Research from Sport Waikato and Sport New Zealand showed only 20 per cent of women were members of any sport or physical activity club, compared with 35 per cent of men.
Sixty-five per cent were interested in taking up a sport, but the study showed a perception that women did not have the time.
Henderson's connection with netball in Matamata came when she and Jacob moved from Te Awamutu in 2006, to open Redoubt.
She was spotted by Jackie O'Reilley who umpired her when she played at Te Awamutu and invited to play netball for the MDD (Matamata Directional Drilling) team on a Saturday morning.
Henderson has played netball since primary school. Aside from a short break while she and Jacob travelled overseas, she put the sport on hold for a few years after Freddy's arrival in 2010.
"After a few years I wanted to get back in to it. It wasn't a priority with my first child.
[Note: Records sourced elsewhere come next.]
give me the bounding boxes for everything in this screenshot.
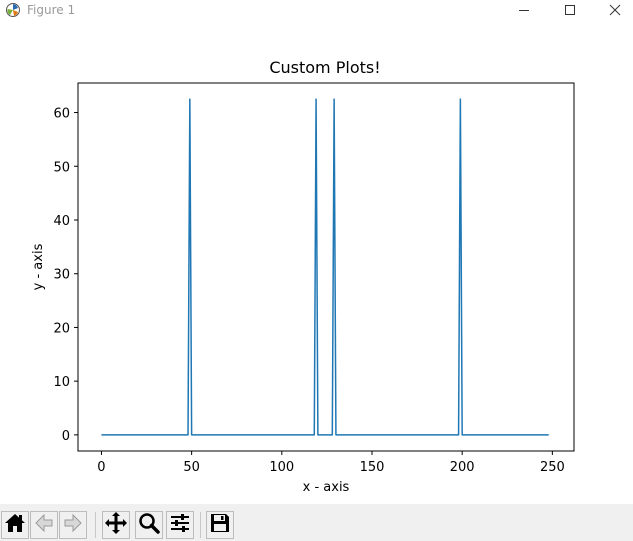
save-button[interactable] — [206, 511, 234, 539]
x-tick-label: 150 — [360, 460, 385, 475]
x-tick-label: 50 — [183, 460, 200, 475]
home-button[interactable] — [1, 511, 29, 539]
series-line — [101, 98, 549, 436]
close-icon — [609, 4, 621, 16]
minimize-button[interactable] — [501, 0, 547, 20]
y-axis-ticks: 0 10 20 30 40 50 60 — [53, 107, 78, 444]
y-tick-label: 0 — [62, 429, 70, 444]
y-axis-label: y - axis — [31, 243, 46, 290]
y-tick-label: 60 — [53, 107, 70, 122]
close-button[interactable] — [592, 0, 633, 20]
maximize-icon — [564, 4, 576, 16]
minimize-icon — [518, 4, 530, 16]
y-tick-label: 40 — [53, 214, 70, 229]
x-tick-label: 0 — [97, 460, 105, 475]
configure-subplots-icon — [169, 512, 191, 538]
configure-subplots-button[interactable] — [166, 511, 194, 539]
toolbar-separator — [95, 512, 96, 538]
figure-canvas[interactable]: Custom Plots! 0 50 100 150 200 250 0 10 20 30 40 5… — [0, 20, 633, 504]
pan-button[interactable] — [102, 511, 130, 539]
back-button[interactable] — [30, 511, 58, 539]
y-tick-label: 30 — [53, 268, 70, 283]
maximize-button[interactable] — [547, 0, 593, 20]
save-icon — [209, 512, 231, 538]
zoom-icon — [138, 512, 160, 538]
chart: Custom Plots! 0 50 100 150 200 250 0 10 20 30 40 5… — [31, 58, 575, 495]
plot-area — [77, 82, 575, 452]
y-tick-label: 50 — [53, 160, 70, 175]
y-tick-label: 20 — [53, 321, 70, 336]
navigation-toolbar — [0, 504, 633, 541]
matplotlib-logo-icon — [5, 2, 21, 18]
x-tick-label: 200 — [450, 460, 475, 475]
zoom-button[interactable] — [135, 511, 163, 539]
window-title: Figure 1 — [27, 3, 76, 17]
x-axis-ticks: 0 50 100 150 200 250 — [97, 451, 565, 475]
x-axis-label: x - axis — [303, 480, 350, 495]
forward-arrow-icon — [62, 512, 84, 538]
x-tick-label: 100 — [269, 460, 294, 475]
x-tick-label: 250 — [540, 460, 565, 475]
pan-icon — [104, 511, 128, 539]
forward-button[interactable] — [59, 511, 87, 539]
home-icon — [4, 512, 26, 538]
chart-title: Custom Plots! — [269, 58, 380, 77]
toolbar-separator — [200, 512, 201, 538]
y-tick-label: 10 — [53, 375, 70, 390]
back-arrow-icon — [33, 512, 55, 538]
window-titlebar: Figure 1 — [0, 0, 633, 20]
series-layer — [101, 98, 549, 436]
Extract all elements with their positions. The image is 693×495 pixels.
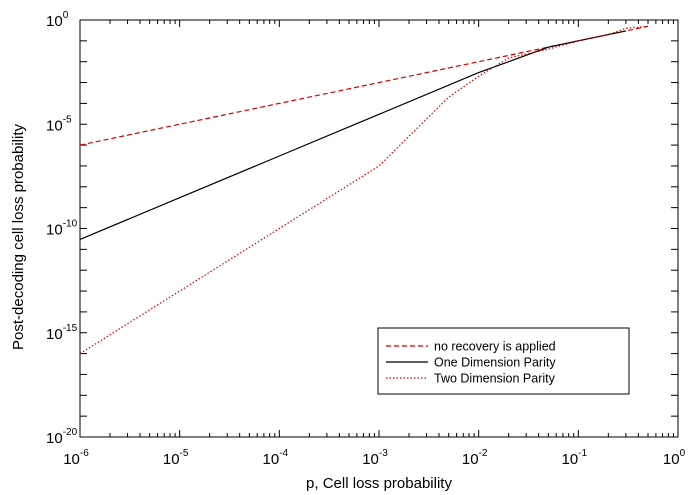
y-tick-base: 10 [46,326,63,343]
legend-label: One Dimension Parity [434,356,556,370]
x-axis-title: p, Cell loss probability [306,475,452,492]
x-tick-base: 10 [63,451,80,468]
legend: no recovery is applied One Dimension Pari… [377,327,630,395]
x-tick-base: 10 [163,451,180,468]
y-axis-title: Post-decoding cell loss probability [10,124,27,350]
x-tick-exponent: -4 [279,448,288,459]
x-tick-label: 10-1 [562,448,588,468]
y-tick-label: 10-20 [46,427,78,447]
y-tick-base: 10 [46,117,63,134]
legend-label: Two Dimension Parity [434,372,556,386]
y-tick-base: 10 [46,430,63,447]
x-tick-base: 10 [562,451,579,468]
series-line-3 [79,25,649,355]
x-tick-label: 10-6 [63,448,89,468]
y-tick-exponent: -10 [63,219,78,230]
x-tick-base: 10 [362,451,379,468]
y-tick-base: 10 [46,222,63,239]
y-tick-base: 10 [46,13,63,30]
x-tick-label: 100 [663,448,686,468]
series-line-1 [79,25,649,146]
y-tick-label: 100 [46,10,69,30]
x-axis-ticks: 10-6 10-5 10-4 10-3 10-2 10-1 100 [63,20,686,468]
x-tick-exponent: -1 [578,448,587,459]
x-tick-base: 10 [263,451,280,468]
x-tick-exponent: 0 [680,448,686,459]
x-tick-base: 10 [663,451,680,468]
x-tick-label: 10-2 [462,448,488,468]
x-tick-label: 10-3 [362,448,388,468]
x-tick-base: 10 [462,451,479,468]
x-tick-exponent: -5 [180,448,189,459]
x-tick-exponent: -2 [479,448,488,459]
series-line-2 [79,30,627,240]
y-tick-label: 10-5 [46,114,72,134]
x-tick-label: 10-5 [163,448,189,468]
y-tick-exponent: -5 [63,114,72,125]
y-tick-exponent: -20 [63,427,78,438]
legend-box [377,327,630,395]
y-tick-exponent: 0 [63,10,69,21]
series-layer [79,25,649,355]
x-tick-label: 10-4 [263,448,289,468]
y-tick-label: 10-15 [46,323,78,343]
y-tick-exponent: -15 [63,323,78,334]
legend-label: no recovery is applied [434,340,556,354]
y-tick-label: 10-10 [46,219,78,239]
x-tick-exponent: -3 [379,448,388,459]
x-tick-exponent: -6 [80,448,89,459]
"But I got back in much faster after Mae was born.
"After some Saturday netball, I decided to step it up and joined Hinuera, I like to challenge myself.
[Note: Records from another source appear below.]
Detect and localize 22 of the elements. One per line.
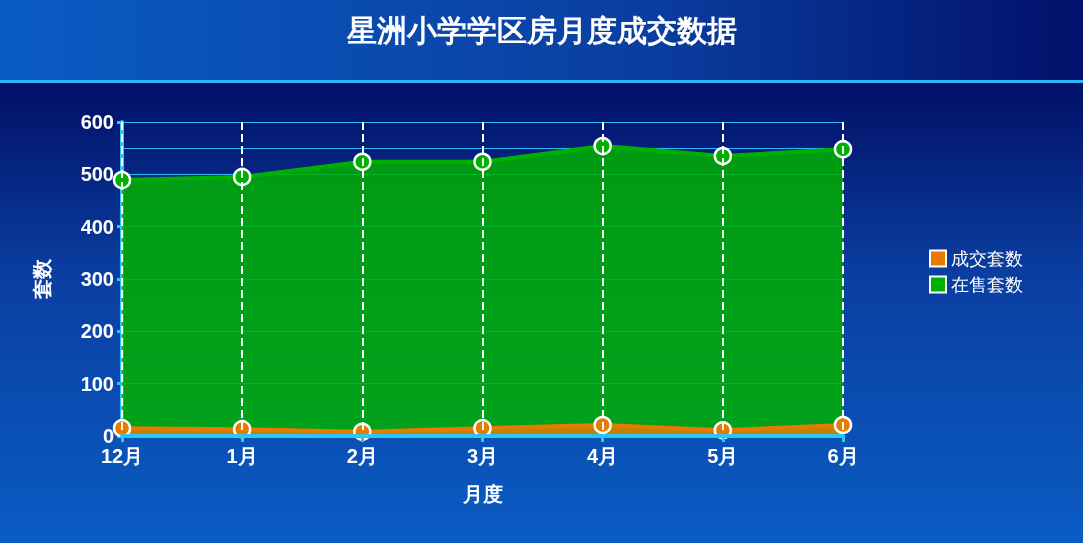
y-tick-label: 400 [80, 215, 114, 238]
x-tick-label: 2月 [346, 445, 378, 467]
point [833, 415, 853, 435]
legend-label: 在售套数 [951, 274, 1023, 295]
y-tick-label: 0 [102, 425, 114, 447]
x-tick-label: 12月 [100, 445, 144, 467]
legend-label: 成交套数 [951, 248, 1023, 269]
x-tick-label: 1月 [226, 445, 258, 467]
x-tick-label: 4月 [587, 445, 619, 467]
y-tick-label: 100 [80, 372, 114, 395]
y-tick-label: 300 [80, 268, 114, 290]
point [112, 418, 132, 438]
x-axis-title: 月度 [461, 483, 503, 505]
point [593, 415, 612, 435]
chart-title: 星洲小学学区房月度成交数据 [345, 12, 737, 48]
y-tick-label: 600 [80, 111, 114, 133]
y-axis-title: 套数 [31, 258, 53, 300]
x-tick-label: 3月 [466, 445, 499, 467]
y-tick-label: 200 [80, 320, 114, 343]
x-tick-label: 6月 [827, 445, 859, 467]
y-tick-label: 500 [80, 163, 114, 186]
x-tick-label: 5月 [707, 445, 739, 467]
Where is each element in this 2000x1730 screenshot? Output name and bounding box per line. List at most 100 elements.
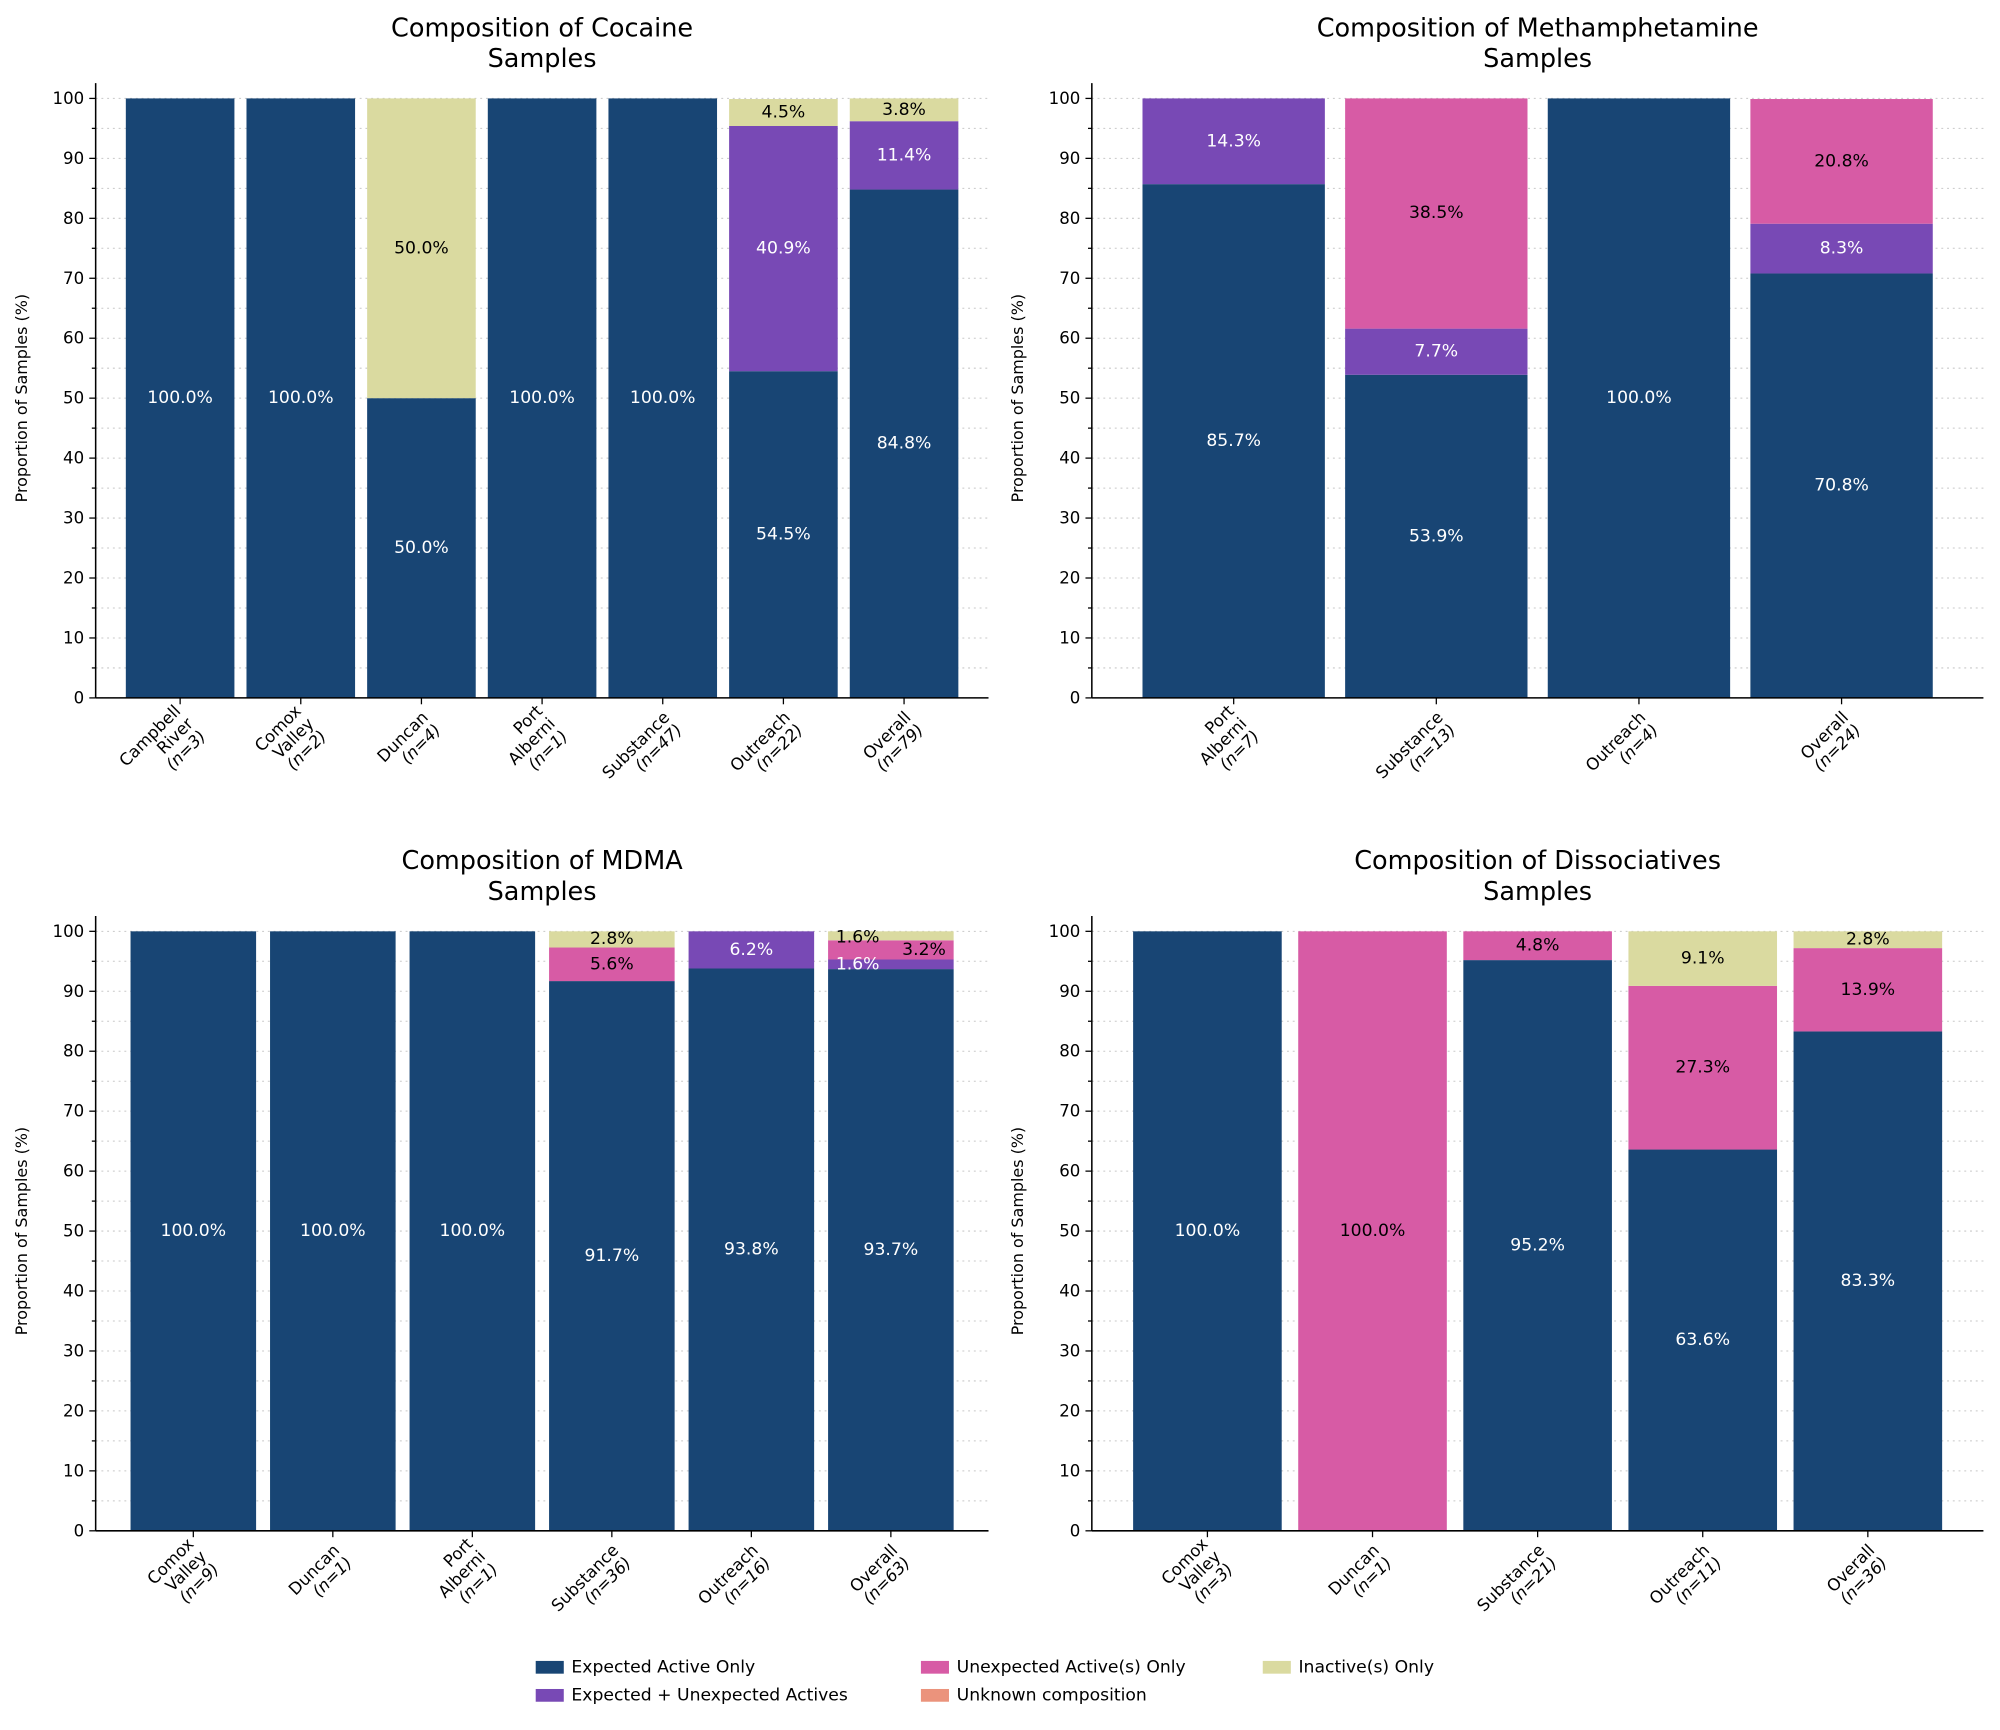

"We chose that club as Jacob was playing rugby with them and they were so welcoming.
"I just love the girls in our team and it's because of them I play.
"They are a group of women who have played for a long time. They know everyone tries their best, no one is perfect, there is never negative feedback.
"They are all busy, they do it for the love and camaraderie of the team."
Competitive by nature, Henderson says once that whistle goes she is totally focused on the game.
But she leaves it all on the netball court.
"It's tricky when you are playing people you know. We play the UMS girls, whom I adore, but on the netball court, you have to put that aside and they love it as much as us.
"When the game finishes, you have a cuddle, kiss, a laugh and that's it."
Passing along a love of sport to their children was important to both Kelly and Jacob. Freddy and Mae have embraced it as much as their parents.
Mae and Freddy have just completed their junior rugby season with Hinuera Rugby and Sports. Mae, the only female player in her team, was in Ripper Rugby and Freddy in Tackle.
Henderson says team sports teaches them valuable skills that they use on and off the field.
"Team sport is such part of Kiwi mindset, to learn that every person has a role, whether you are the fastest, or the best tackler."
She could potentially see herself on the sidelines coaching Mae if she decided to segue from junior rugby into netball.
As a former teacher, she has the natural ability to motivate and lead - but has no desire to coach a womens team.
"I would much rather enjoy the game than tell other women how to play," she said.
Playing is her first love and one she wants to keep up as long as she can.
"I can't imagine my life without sport.
"I am running on the 'if you don't use it, you will lose it' theory. I think if I stop, things may seize up.
"If I gave it up, it would be an injury or if I thought I was dragging the team down.
"My mum is going to Nepal, to go walking up the Mountains. She is 74. I think if she can do that and still go to the gym, then that's gotta be me too."